“As archeologists, I believe we can unlock the answers to so many mysteries of human culture and people who walked this earth before we did,” says Holly Krause, MA candidate in Public Issues Anthropology.
For her master’s research, she is studying faunal remains – the bones and other remnants of deceased animals – in order to reconstruct historical landscapes and determine patterns of human settlement, hunting strategies, and resource gathering.
“We are literally unearthing a whole history through bones and debris,” says Holly. Her work focuses on the bones of caribou in the northwest corner of Mingo Lake, within the interior of southern Baffin Island. These bones are from the Dorset cultural occupation as well as from the pre-Dorset time. The research will shed light on the movement of past populations of the Far North.
“The Artic is home to many unexamined sites, and now that the permafrost is melting, we can access and dig up more evidence and artifacts to better understand the Paleo Eskimo’s of that region,” says Holly, whose thesis supervisor is Professor Robert W. Park, an archaeological anthropologist and an expert in the cultures of the Far North.
As a relatively undocumented area by archeologists, the study of caribou bones will help determine the tools used by these historic populations. It also helps with determining the timeframe, as the discovery of tools constructed from a caribou’s remains would suggest a different era than tools constructed from materials such as stone.
“I’m driven by the social impact opportunities in studying public issues anthropology,” says Holly. “What is special about this MA program is it enables us to take our findings and information into the public domain and have an impact on policy and public understanding. For example, when I consider our Canadian Indigenous populations, I believe as anthropologists the more we can uncover, to support historical facts and cultural traditions, the more we can support current reconciliation efforts.
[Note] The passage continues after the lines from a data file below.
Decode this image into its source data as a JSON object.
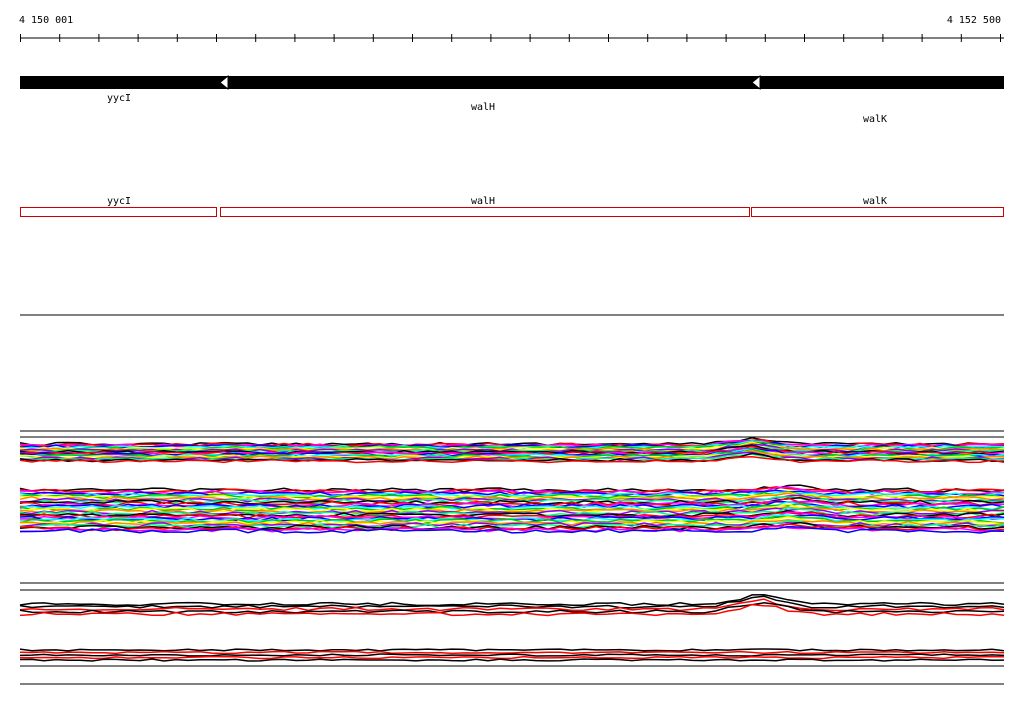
{
  "ruler": {
    "start_label": "4 150 001",
    "end_label": "4 152 500"
  },
  "genes": [
    {
      "name": "yycI",
      "strand": "-"
    },
    {
      "name": "walH",
      "strand": "-"
    },
    {
      "name": "walK",
      "strand": "-"
    }
  ],
  "annotation_labels": [
    {
      "name": "yycI"
    },
    {
      "name": "walH"
    },
    {
      "name": "walK"
    }
  ],
  "colors": {
    "gene_bar": "#000000",
    "annotation_box": "#cc0000",
    "profile_palette": [
      "#000000",
      "#ff0000",
      "#ff00ff",
      "#0000ff",
      "#00ffff",
      "#00cc00",
      "#ffff00",
      "#ff8800",
      "#8800ff",
      "#00ff88"
    ]
  }
}
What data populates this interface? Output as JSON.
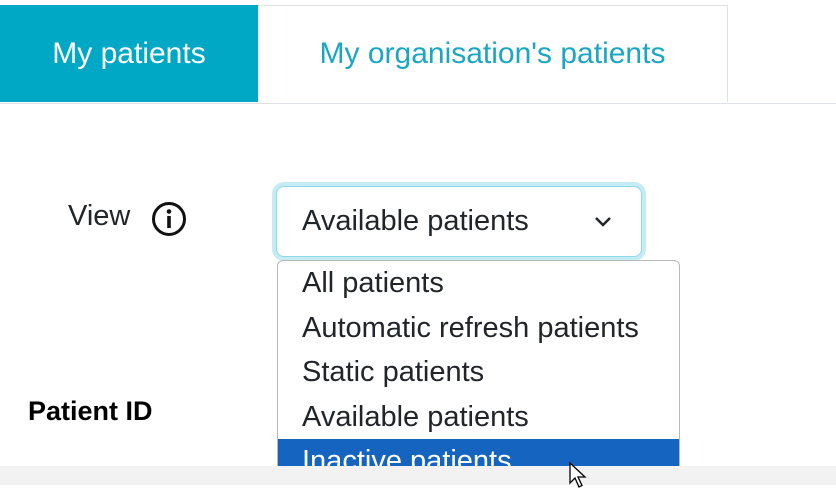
{
  "tabs": [
    {
      "label": "My patients",
      "active": true
    },
    {
      "label": "My organisation's patients",
      "active": false
    }
  ],
  "view": {
    "label": "View",
    "info_icon": "info-circle-icon",
    "selected_value": "Available patients",
    "options": [
      "All patients",
      "Automatic refresh patients",
      "Static patients",
      "Available patients",
      "Inactive patients"
    ],
    "highlighted_option": "Inactive patients"
  },
  "table": {
    "columns": [
      "Patient ID"
    ]
  },
  "colors": {
    "tab_active_bg": "#00a8c6",
    "tab_inactive_text": "#1ba6c4",
    "select_focus_ring": "#c5ecf4",
    "option_highlight": "#1565c0"
  }
}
“I have a deep respect for archeology and academia, and my desire is to eventually work for Parks Canada so I can maintain that direct connection to the general public and give my research into culture a voice that will reach the public domain.”
Students in the Public Issues Anthropology program are often interested in using the methods and findings of anthropology as a way to explore issues of social justice. The University of Waterloo program is attractive to a range of interests because it integrates the traditional sub-disciplines of anthropology—cultural, biological, archaeological (as well as applied and linguistic)—at an advanced research level.
“Public issues anthropology is unique because it pleases so many aspects of my personality,” Holly says. “I love to bounce from topic-to-topic; and this program allows me to tap into my artistic-side with the hands-on digging, into the mental focus of data entry, and also into my creative story-telling-side. Our goal is to weave our data and findings into the fabric of culture, human movement and history.”